Jacky Caillou est assez hybride, flirte avec le genre fantastique. On sait que les propositions de genres sont parfois difficiles à monter financièrement en France. As-tu rencontré des difficultés ?
On a eu l’avance sur recette du CNC, l’aide d’une région et une toute petite SOFICA. On a aussi eu la chance d’avoir un coproducteur qui a une post-prod à Montreuil ce qui a beaucoup facilité la post-production. C’est vrai que pour avoir une chaîne de télé, ou une SOFICA un peu plus grosse, c’était plus difficile. Mais je pense que dans mon cas, ça tient beaucoup plus au fait d’avoir fait un film avec des gens qui ne sont pas des têtes d’affiche qu’une histoire de film de genre. J’ai l’impression qu’il y a quand même de plus en plus de films de genre qui arrivent à se monter.

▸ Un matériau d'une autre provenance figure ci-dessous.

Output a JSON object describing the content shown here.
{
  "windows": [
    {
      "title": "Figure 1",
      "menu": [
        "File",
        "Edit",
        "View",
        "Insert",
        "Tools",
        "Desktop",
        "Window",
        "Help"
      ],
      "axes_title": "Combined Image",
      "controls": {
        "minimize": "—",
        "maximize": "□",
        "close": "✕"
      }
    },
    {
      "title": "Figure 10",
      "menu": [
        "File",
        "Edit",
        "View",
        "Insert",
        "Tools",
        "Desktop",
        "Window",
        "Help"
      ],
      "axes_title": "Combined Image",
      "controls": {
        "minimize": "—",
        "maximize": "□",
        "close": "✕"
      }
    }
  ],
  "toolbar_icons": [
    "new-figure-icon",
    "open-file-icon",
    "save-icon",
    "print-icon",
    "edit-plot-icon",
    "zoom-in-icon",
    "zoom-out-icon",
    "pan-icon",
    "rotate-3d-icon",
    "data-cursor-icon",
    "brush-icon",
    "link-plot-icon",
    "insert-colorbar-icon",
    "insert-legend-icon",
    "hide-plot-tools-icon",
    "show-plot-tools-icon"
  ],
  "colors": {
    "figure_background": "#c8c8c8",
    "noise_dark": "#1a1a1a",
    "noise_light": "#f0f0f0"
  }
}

Avec Jacky Caillou je ne me suis jamais posé la question, je me suis jamais dit que je faisais un film fantastique. Je me disais que j’allais réaliser un film et qu’il y avait des éléments fantastiques dedans et des éléments de ma vie. Je me sentais plus proche dans mon désir de cinéma de Heureux comme Lazzaro (Alice Rohrwacher, 2017) qui n’est pas un film fantastique, et pourtant il y a une ellipse de vingt ans avec un personnage qui ne vieillit pas, où il y a des éléments de magie, une musique qui s’envole etc. Je crois me souvenir que lorsque le producteur parlait avec des distributeurs au moment du scénario, certains trouvaient que c’était soit trop fantastique, soit pas assez. Il y avait un peu une volonté de choisir son camp que je trouve dommage. Je ne crois pas qu’au final être entièrement dans un genre, ou entièrement dans un autre, fasse les meilleurs films.